People these days face the problem of “owning” a double chin even though they’re not over weighted. I’ve always wondered if there is a simple way of dealing with this problem that doesn’t involve surgery. Luckily I’ve discovered a series of exercises that proved to be very effective and so I thought I have to share it with you.
Because a double chin is a layer of subcutaneous fat around the neck I think it stands to reason that the best methods to get rid of it are exercises and not a special kind of diet although, if this problem is combined or caused by some thyroid issues, avoiding iodine salt is a MUST.
Here are some exercises that, if done on a regular basis, will help you get rid of your double chin problem.
Open your mouth
One effective exercise is to open your mouth as wide as you can and stick your tongue out as far as you can, trying to touch your chin with your tongue. Hold for 10 counts and repeat 10 times. When you do this exercise, you will feel that your chin and neck muscles are tightening.

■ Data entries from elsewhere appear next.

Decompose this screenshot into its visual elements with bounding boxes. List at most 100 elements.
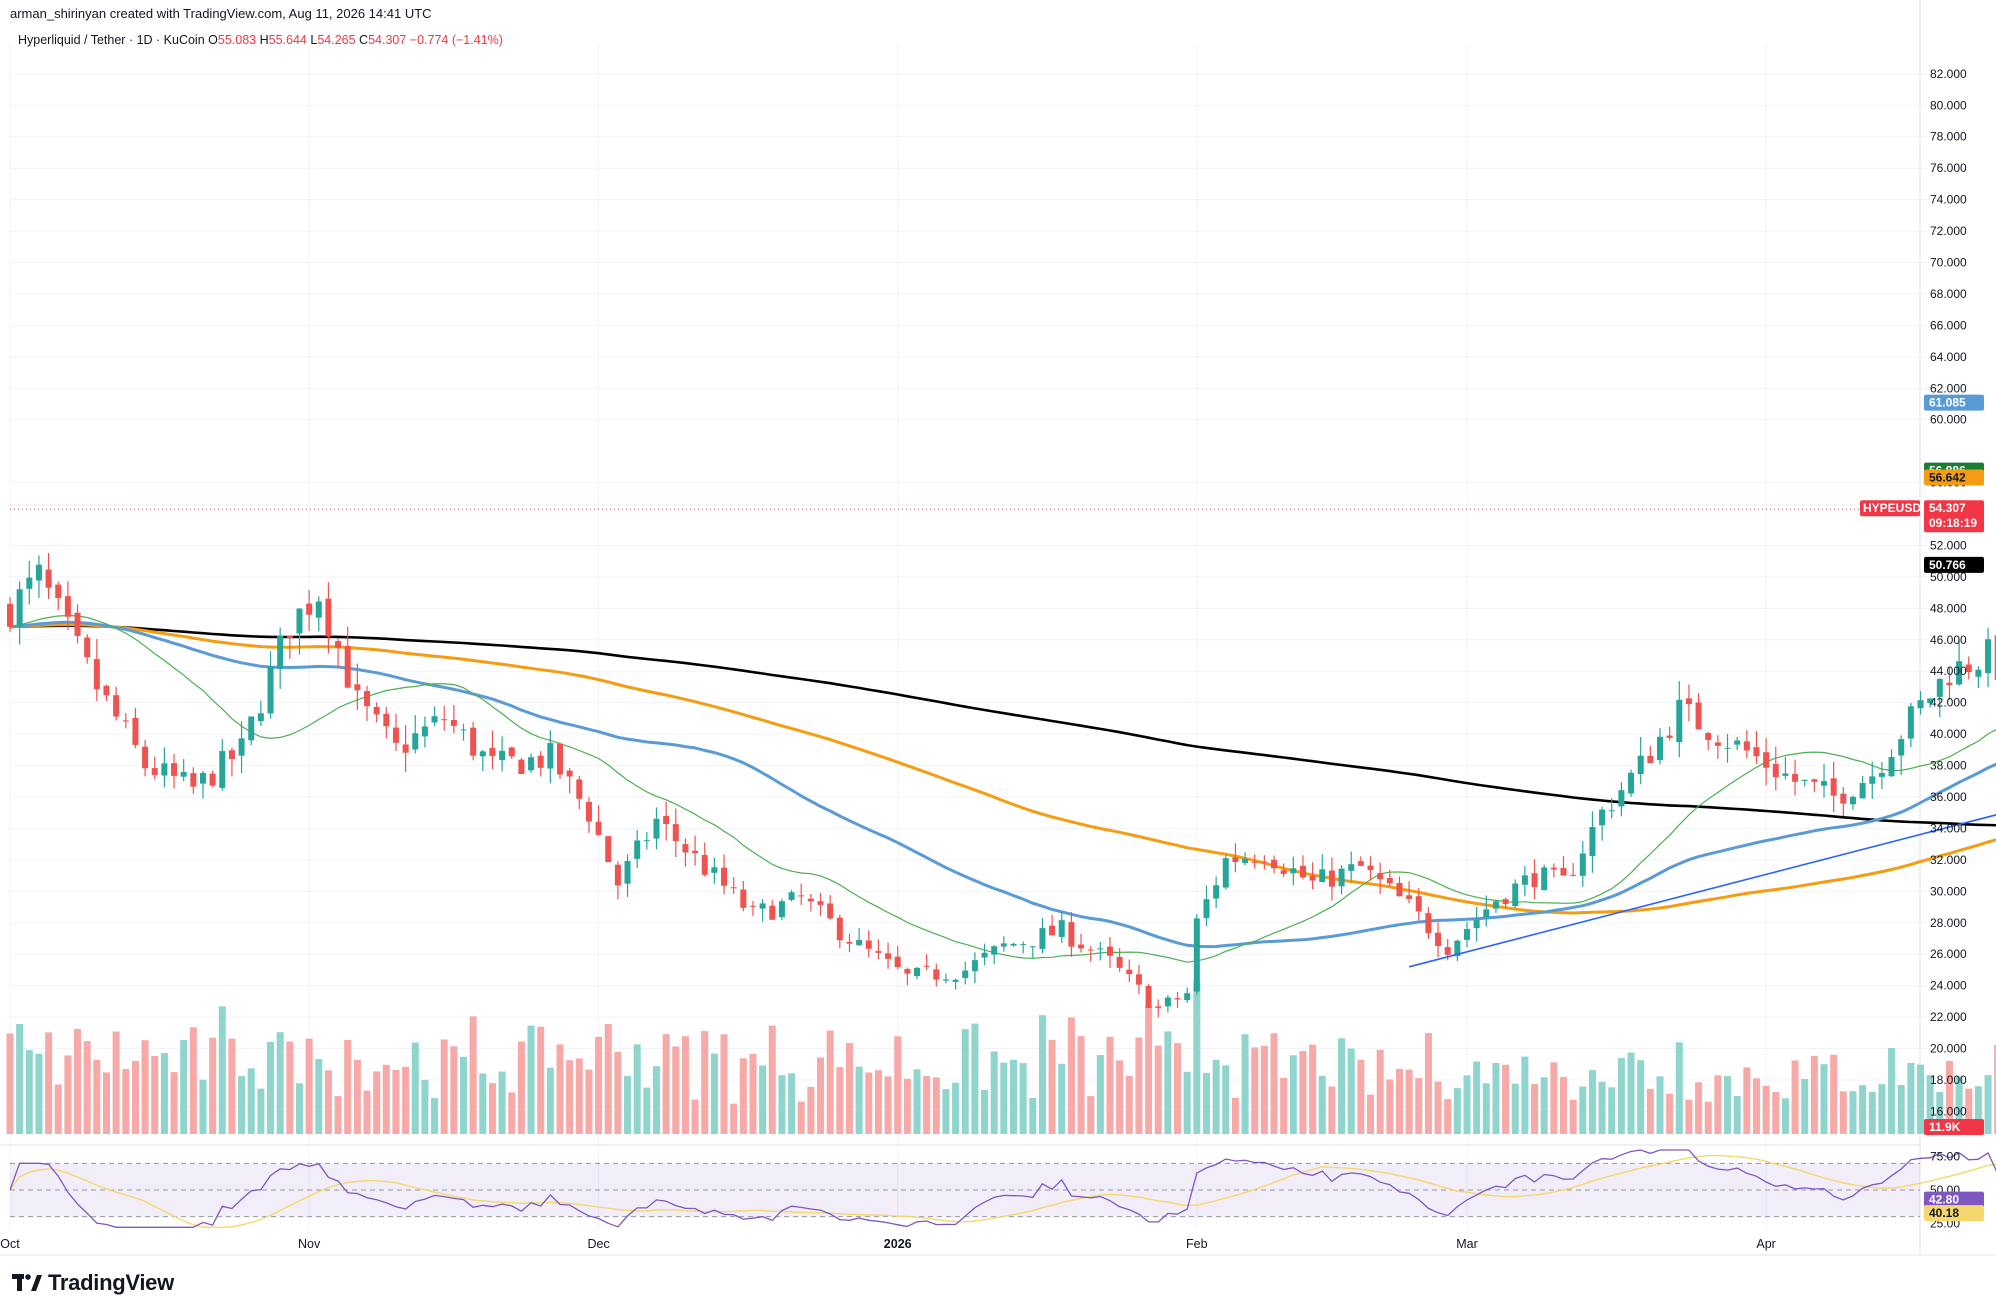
time-axis[interactable]: OctNovDec2026FebMarAprMayJunJulAugSep bbox=[0, 1237, 1996, 1251]
candle-body bbox=[180, 771, 187, 777]
volume-bar bbox=[1338, 1038, 1346, 1134]
candle-body bbox=[1290, 868, 1297, 874]
candlesticks[interactable] bbox=[7, 160, 1996, 1018]
candle-body bbox=[1299, 865, 1306, 878]
high-label: H bbox=[259, 33, 269, 47]
candle-body bbox=[1531, 873, 1538, 888]
price-tick-label: 82.000 bbox=[1930, 67, 1967, 81]
price-tick-label: 70.000 bbox=[1930, 256, 1967, 270]
candle-body bbox=[807, 898, 814, 902]
volume-bar bbox=[228, 1038, 236, 1134]
candle-body bbox=[1579, 853, 1586, 876]
volume-bar bbox=[1743, 1067, 1751, 1134]
candle-body bbox=[1782, 773, 1789, 776]
volume-bar bbox=[691, 1099, 699, 1134]
candle-body bbox=[383, 713, 390, 727]
candle-body bbox=[576, 779, 583, 799]
volume-bar bbox=[807, 1086, 815, 1134]
volume-bar bbox=[1058, 1063, 1066, 1134]
volume-bar bbox=[720, 1034, 728, 1134]
sma50-badge-bg bbox=[1924, 394, 1984, 411]
volume-bar bbox=[1646, 1088, 1654, 1134]
volume-bar bbox=[93, 1059, 101, 1134]
volume-bar bbox=[1453, 1088, 1461, 1134]
candle-body bbox=[1753, 747, 1760, 757]
candle-body bbox=[45, 569, 52, 588]
candle-body bbox=[518, 759, 525, 775]
candle-body bbox=[248, 716, 255, 741]
volume-bar bbox=[141, 1040, 149, 1134]
candle-body bbox=[1512, 883, 1519, 907]
sma200-badge: 50.766 bbox=[1929, 558, 1966, 572]
volume-bar bbox=[1096, 1055, 1104, 1134]
sma50-badge: 61.085 bbox=[1929, 396, 1966, 410]
volume-bar bbox=[1251, 1047, 1259, 1134]
volume-bar bbox=[1174, 1043, 1182, 1134]
price-tick-label: 16.000 bbox=[1930, 1104, 1967, 1118]
time-tick-label: Dec bbox=[587, 1237, 609, 1251]
volume-bar bbox=[749, 1054, 757, 1134]
candle-body bbox=[730, 887, 737, 889]
candle-body bbox=[1454, 940, 1461, 957]
volume-bar bbox=[353, 1059, 361, 1134]
candle-body bbox=[692, 850, 699, 854]
volume-bar bbox=[1434, 1081, 1442, 1134]
candle-body bbox=[624, 861, 631, 884]
volume-bar bbox=[479, 1073, 487, 1134]
candle-body bbox=[1695, 702, 1702, 730]
candle-body bbox=[1666, 735, 1673, 738]
candle-body bbox=[1386, 878, 1393, 884]
candle-body bbox=[325, 598, 332, 637]
volume-bar bbox=[247, 1068, 255, 1134]
candle-body bbox=[952, 979, 959, 982]
candle-body bbox=[875, 951, 882, 953]
candle-body bbox=[1734, 740, 1741, 745]
volume-bar bbox=[267, 1041, 275, 1134]
candle-body bbox=[306, 603, 313, 615]
candle-body bbox=[1097, 948, 1104, 950]
price-axis[interactable]: 82.000 80.000 78.000 76.000 74.000 72.000 70.0… bbox=[1930, 67, 1967, 1230]
volume-bar bbox=[1550, 1062, 1558, 1134]
volume-bar bbox=[431, 1098, 439, 1134]
symbol-badge-bg bbox=[1860, 500, 1920, 517]
candle-body bbox=[1348, 864, 1355, 871]
candle-body bbox=[991, 946, 998, 955]
candle-body bbox=[547, 743, 554, 769]
volume-bar bbox=[1559, 1077, 1567, 1134]
low-value: 54.265 bbox=[317, 33, 356, 47]
rsi-ma-badge: 40.18 bbox=[1929, 1206, 1959, 1220]
volume-bar bbox=[1116, 1060, 1124, 1134]
candle-body bbox=[1985, 639, 1992, 674]
volume-bar bbox=[1328, 1086, 1336, 1134]
volume-bar bbox=[1270, 1033, 1278, 1134]
candle-body bbox=[1203, 899, 1210, 919]
candle-body bbox=[286, 635, 293, 638]
volume-bar bbox=[209, 1037, 217, 1134]
time-tick-label: Feb bbox=[1186, 1237, 1208, 1251]
volume-bar bbox=[952, 1082, 960, 1134]
candle-body bbox=[228, 750, 235, 759]
candle-body bbox=[1849, 796, 1856, 805]
candle-body bbox=[885, 953, 892, 959]
volume-bar bbox=[1048, 1039, 1056, 1134]
support-trendline bbox=[1408, 814, 1996, 968]
symbol-description[interactable]: Hyperliquid / Tether · 1D · KuCoin bbox=[18, 33, 205, 47]
volume-bar bbox=[1502, 1064, 1510, 1134]
candle-body bbox=[1338, 868, 1345, 887]
volume-bar bbox=[1492, 1062, 1500, 1134]
brand-logo[interactable]: TradingView bbox=[12, 1270, 174, 1296]
volume-bar bbox=[1367, 1094, 1375, 1134]
candle-body bbox=[1685, 698, 1692, 705]
candle-body bbox=[460, 729, 467, 731]
volume-bar bbox=[1424, 1032, 1432, 1134]
price-tick-label: 50.000 bbox=[1930, 570, 1967, 584]
volume-bar bbox=[1704, 1101, 1712, 1134]
volume-bar bbox=[1588, 1070, 1596, 1134]
volume-bar bbox=[923, 1075, 931, 1134]
volume-bar bbox=[1202, 1072, 1210, 1134]
volume-bar bbox=[257, 1088, 265, 1134]
volume-bar bbox=[344, 1040, 352, 1134]
volume-bar bbox=[1752, 1078, 1760, 1134]
trendline[interactable] bbox=[1408, 700, 1996, 968]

This exercise helps to strengthen and tighten the muscles in your face and neck. Stand with your back and neck straight. Raise your chin toward the ceiling and purse your lips in an exaggerated kissing position and hold for a count of 10 seconds. Repeat 10 times.
Roll your neck
Stand with your spine upright. Turn your head to the side so that your chin is parallel to your shoulder. Your eyes should be looking off to the side, too. Slowly roll your head downward, then up to the other side. Repeat 10 times.
Lie on a bed or sofa with your head hanging over the edge. Lift your chin towards your chest. Hold the contraction for 10 counts and then slowly lower your head to the starting position. Repeat 10 times then relax.
The tennis ball exercise
Place a tennis ball against your throat and hold it there with your chin. Press your chin against the ball tightly, then slightly release. Repeat 10 times.
This exercise works on the muscle that runs down from your jaw along your neck and is called platysma. Stand with your neck erect. Tighten the tendons in your jaw by pulling your lips up over your teeth and turning the corners of your mouth downward, almost as if you were frowning. Hold for 10 seconds, then relax. Repeat the exercise 10 times.